I have dataset with 3columns. CustomerID, Order# and Time. In this dataset you can see that some customers placed more than one order in different time. For example, customer with ID4 placed order 4 at 2:14pm and then order 5 at 6:17pm. What I need to do is to identify the time between first and last order.
CustomerID Order# Time
0 1 1 2021-06-16 19:11:21
1 2 2 2021-06-17 19:24:19
2 3 3 2021-06-16 19:22:42
3 4 4 2021-06-14 14:16:50
4 4 5 2021-06-14 18:17:48
5 5 6 2021-06-16 21:11:06
6 6 7 2021-06-15 17:02:19
7 7 8 2021-06-13 21:01:36
8 8 9 2021-06-16 18:40:14
9 8 10 2021-06-14 14:46:59
10 8 11 2021-06-14 14:46:59
11 9 12 2021-06-17 09:10:15
12 10 13 2021-06-15 02:49:5
In excel I would sort the CustomerID from lowest to highest, then create column with running list of occurrence of ID and then I would calculate the difference in time of the first occurrence and last occurrence of same ID.
In python I tried this:
import pandas as pd
orders = pd.read_csv("data/Orders.csv")
occur = orders.groupby(['CustomerID']).size()

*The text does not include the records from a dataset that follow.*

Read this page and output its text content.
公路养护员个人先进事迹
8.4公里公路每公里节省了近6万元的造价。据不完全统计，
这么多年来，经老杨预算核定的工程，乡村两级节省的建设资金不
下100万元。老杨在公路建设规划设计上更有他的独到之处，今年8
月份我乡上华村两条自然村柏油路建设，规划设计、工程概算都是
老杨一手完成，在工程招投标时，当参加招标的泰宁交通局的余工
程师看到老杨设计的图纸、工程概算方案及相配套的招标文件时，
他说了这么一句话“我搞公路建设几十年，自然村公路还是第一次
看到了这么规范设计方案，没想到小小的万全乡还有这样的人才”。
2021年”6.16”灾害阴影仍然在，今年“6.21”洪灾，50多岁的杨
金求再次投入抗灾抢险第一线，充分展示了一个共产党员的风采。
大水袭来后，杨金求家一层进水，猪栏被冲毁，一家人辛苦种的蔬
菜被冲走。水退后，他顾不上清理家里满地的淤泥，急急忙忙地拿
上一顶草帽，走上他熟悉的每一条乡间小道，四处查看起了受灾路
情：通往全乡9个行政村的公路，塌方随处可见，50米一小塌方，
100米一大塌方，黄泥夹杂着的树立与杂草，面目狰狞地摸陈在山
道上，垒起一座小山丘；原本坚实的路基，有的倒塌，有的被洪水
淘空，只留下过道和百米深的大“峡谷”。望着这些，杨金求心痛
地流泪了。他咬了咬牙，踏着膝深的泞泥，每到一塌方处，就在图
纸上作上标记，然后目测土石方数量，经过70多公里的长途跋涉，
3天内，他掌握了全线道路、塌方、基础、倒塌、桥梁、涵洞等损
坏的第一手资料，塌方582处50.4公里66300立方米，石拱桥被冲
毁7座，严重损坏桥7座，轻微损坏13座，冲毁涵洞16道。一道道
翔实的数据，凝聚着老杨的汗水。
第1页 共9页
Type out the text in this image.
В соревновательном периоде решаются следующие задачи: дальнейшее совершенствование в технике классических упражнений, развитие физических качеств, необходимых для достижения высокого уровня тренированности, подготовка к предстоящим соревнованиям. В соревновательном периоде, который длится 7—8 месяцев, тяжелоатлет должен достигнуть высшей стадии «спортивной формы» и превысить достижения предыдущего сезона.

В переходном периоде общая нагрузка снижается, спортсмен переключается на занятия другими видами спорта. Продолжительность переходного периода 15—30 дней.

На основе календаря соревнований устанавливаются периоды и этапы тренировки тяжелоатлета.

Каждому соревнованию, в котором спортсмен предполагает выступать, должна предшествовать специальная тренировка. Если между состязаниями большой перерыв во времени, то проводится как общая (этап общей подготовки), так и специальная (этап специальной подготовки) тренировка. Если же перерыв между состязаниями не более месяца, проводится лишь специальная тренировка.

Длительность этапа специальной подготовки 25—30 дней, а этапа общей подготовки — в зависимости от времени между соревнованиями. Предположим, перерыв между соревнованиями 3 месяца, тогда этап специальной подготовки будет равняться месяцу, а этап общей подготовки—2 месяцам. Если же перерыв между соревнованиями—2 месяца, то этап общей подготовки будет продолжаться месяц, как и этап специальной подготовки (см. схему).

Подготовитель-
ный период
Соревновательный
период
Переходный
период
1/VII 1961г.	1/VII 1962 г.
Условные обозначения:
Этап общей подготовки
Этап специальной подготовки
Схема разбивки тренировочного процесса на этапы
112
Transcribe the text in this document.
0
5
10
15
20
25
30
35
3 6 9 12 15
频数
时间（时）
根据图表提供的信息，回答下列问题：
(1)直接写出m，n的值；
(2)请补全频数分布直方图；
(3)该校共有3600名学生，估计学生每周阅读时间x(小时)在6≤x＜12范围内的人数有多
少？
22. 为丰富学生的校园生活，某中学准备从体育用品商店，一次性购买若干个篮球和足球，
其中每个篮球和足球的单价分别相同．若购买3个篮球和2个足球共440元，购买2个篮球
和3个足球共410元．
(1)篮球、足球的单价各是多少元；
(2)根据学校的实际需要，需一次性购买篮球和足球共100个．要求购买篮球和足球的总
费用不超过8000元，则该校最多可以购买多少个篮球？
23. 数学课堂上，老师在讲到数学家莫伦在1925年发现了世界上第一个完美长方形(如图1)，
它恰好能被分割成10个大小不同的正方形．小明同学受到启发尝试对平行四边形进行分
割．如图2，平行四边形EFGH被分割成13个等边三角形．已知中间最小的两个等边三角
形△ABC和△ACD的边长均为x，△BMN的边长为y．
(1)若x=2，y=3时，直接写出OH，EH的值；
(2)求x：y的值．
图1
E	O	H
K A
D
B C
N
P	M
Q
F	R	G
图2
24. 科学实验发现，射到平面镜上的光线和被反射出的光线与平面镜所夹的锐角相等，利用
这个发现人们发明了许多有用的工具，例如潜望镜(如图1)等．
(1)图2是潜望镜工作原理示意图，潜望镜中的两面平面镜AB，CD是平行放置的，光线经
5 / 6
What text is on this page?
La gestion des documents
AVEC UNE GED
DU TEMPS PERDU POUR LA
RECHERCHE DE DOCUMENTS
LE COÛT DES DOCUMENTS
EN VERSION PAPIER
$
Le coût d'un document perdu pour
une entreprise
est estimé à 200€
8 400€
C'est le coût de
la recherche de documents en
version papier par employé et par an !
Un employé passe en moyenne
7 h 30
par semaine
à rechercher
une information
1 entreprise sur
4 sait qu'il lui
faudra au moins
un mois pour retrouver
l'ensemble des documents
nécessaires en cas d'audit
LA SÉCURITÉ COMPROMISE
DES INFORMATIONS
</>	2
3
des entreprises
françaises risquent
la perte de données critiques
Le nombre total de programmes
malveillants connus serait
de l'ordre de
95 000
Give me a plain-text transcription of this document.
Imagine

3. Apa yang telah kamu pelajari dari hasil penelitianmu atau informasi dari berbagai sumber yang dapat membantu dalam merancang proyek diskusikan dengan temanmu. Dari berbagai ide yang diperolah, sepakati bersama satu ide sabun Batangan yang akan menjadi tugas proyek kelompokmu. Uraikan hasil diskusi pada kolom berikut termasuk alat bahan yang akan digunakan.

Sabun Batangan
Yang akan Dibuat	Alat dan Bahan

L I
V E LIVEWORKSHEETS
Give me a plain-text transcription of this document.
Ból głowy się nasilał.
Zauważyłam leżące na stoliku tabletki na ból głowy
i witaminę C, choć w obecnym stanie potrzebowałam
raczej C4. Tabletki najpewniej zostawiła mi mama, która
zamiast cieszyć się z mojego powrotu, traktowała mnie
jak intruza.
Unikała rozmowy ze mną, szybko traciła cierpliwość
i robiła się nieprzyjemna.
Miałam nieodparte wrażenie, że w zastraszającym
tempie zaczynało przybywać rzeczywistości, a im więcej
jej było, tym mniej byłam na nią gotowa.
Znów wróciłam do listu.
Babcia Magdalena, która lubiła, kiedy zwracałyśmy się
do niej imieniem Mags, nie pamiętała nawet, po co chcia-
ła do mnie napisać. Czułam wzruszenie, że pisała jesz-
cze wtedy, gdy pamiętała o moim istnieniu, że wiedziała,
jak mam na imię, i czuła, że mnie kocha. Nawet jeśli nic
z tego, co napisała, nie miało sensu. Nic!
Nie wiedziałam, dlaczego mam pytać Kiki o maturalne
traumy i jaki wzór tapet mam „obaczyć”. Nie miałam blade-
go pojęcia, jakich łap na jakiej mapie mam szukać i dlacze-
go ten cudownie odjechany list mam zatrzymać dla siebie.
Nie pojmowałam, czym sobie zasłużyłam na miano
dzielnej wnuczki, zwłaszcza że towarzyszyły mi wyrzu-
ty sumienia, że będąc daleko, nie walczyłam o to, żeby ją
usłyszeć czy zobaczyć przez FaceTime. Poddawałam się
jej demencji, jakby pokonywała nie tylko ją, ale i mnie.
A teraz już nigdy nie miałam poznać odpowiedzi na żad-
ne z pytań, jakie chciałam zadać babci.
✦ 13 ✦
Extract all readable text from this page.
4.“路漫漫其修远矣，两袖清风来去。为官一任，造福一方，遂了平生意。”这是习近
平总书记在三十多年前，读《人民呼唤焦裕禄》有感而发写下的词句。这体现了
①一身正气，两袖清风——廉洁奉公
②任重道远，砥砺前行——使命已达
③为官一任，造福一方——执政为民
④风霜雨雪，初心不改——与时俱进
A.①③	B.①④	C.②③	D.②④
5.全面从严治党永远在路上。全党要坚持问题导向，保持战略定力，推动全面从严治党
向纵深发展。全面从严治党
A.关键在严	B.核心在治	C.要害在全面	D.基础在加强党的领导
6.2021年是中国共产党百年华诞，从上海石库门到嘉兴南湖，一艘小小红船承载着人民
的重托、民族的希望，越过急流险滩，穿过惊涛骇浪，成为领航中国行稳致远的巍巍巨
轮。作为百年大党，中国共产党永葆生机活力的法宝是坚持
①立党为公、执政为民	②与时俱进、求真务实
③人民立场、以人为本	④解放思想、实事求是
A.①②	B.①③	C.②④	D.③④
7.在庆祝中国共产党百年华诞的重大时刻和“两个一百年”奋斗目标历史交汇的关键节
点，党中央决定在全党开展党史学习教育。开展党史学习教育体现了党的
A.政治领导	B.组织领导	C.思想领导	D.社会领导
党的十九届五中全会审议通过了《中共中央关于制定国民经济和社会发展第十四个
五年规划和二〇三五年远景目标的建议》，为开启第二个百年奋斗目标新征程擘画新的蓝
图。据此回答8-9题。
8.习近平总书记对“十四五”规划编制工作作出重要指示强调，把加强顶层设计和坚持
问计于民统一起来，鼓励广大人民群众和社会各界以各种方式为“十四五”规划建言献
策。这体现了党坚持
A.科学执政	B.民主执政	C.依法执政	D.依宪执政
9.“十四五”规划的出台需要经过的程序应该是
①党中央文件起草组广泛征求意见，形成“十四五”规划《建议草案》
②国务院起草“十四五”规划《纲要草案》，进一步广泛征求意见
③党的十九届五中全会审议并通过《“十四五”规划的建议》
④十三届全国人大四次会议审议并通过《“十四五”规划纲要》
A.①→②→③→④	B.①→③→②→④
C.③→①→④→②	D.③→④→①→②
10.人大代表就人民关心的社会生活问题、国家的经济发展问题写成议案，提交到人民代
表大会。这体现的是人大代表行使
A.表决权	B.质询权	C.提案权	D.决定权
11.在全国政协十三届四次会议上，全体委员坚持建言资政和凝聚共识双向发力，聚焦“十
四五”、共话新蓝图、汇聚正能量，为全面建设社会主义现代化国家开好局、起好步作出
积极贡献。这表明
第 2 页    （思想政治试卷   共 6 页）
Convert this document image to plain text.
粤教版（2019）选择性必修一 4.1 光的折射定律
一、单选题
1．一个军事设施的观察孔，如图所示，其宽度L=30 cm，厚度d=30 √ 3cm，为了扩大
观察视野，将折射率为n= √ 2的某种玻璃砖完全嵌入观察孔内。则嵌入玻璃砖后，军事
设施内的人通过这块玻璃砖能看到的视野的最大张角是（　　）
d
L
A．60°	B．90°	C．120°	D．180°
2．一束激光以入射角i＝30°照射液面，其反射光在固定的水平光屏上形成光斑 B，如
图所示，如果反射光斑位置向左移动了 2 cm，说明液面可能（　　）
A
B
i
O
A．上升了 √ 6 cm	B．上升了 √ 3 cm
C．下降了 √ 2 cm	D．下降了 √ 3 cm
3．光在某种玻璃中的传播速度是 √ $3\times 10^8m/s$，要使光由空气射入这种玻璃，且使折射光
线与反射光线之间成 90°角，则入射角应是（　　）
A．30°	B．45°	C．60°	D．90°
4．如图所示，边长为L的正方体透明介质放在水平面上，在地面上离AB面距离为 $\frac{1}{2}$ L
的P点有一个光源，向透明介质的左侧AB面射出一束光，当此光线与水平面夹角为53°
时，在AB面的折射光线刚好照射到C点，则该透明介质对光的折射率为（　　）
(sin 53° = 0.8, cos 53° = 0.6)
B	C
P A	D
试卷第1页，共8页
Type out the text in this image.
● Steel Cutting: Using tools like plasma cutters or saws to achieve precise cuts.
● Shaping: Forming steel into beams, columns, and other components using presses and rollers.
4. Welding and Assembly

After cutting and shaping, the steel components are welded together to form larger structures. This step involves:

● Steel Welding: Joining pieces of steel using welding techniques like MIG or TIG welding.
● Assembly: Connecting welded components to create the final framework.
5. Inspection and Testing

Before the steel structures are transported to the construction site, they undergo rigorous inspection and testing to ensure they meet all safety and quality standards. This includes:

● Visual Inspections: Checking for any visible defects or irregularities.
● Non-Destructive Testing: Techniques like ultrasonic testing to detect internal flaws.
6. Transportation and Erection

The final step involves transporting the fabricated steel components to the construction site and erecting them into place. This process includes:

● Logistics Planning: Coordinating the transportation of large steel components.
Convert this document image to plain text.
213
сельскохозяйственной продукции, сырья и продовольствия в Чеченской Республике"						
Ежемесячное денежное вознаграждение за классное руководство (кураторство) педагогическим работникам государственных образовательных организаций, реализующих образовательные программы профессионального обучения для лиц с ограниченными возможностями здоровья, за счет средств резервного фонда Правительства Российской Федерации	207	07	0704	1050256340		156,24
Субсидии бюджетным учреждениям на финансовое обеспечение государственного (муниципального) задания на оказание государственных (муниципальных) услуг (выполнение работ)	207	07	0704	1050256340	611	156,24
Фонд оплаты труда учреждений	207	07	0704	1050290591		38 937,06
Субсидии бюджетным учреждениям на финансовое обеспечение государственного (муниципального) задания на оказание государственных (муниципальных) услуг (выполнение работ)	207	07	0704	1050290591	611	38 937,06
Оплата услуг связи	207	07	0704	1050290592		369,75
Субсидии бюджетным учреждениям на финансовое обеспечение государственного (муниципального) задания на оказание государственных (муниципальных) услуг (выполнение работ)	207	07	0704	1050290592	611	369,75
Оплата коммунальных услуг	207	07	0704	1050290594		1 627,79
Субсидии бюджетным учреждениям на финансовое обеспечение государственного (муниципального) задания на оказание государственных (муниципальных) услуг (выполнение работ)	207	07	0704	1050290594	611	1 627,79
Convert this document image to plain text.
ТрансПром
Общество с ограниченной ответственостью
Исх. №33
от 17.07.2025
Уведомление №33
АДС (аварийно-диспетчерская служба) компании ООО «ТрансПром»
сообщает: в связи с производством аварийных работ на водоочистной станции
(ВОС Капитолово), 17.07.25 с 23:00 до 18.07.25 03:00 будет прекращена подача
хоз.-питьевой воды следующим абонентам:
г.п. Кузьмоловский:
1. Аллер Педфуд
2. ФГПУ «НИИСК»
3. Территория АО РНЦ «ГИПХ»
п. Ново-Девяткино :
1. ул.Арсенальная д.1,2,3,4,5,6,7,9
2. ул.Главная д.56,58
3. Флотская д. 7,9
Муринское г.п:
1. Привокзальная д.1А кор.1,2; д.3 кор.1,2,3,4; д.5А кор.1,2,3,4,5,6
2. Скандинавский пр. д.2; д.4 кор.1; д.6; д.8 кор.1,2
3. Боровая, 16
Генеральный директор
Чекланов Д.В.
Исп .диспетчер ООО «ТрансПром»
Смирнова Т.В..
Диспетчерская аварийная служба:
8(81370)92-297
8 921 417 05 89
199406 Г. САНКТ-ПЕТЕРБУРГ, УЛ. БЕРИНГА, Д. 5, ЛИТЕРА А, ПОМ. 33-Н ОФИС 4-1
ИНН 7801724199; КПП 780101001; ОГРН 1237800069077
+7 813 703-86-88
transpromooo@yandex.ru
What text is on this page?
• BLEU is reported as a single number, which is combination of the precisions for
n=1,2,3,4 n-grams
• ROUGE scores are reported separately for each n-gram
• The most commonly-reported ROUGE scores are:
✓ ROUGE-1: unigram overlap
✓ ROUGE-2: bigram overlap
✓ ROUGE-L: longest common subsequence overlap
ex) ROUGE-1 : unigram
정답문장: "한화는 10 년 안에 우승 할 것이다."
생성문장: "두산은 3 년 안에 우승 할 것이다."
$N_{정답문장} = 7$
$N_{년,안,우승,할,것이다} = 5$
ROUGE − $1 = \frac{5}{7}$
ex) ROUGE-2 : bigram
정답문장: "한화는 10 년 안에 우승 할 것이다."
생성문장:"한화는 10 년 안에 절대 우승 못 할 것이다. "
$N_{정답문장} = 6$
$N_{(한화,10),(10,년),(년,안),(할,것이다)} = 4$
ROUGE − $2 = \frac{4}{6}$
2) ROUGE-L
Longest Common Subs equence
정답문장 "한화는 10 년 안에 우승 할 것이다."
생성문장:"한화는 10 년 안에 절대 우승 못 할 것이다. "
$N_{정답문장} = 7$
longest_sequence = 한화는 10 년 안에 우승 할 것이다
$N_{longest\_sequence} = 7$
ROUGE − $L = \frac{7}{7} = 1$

But the problem with this is that it is grouping Customer id and i will lose the time dimension. Ultimately i need to create additional Colum that where i will calculate the time between first occurrence and last occurrence for the same CustomerID.
So the output would look like this:
Is there any way to do this in python?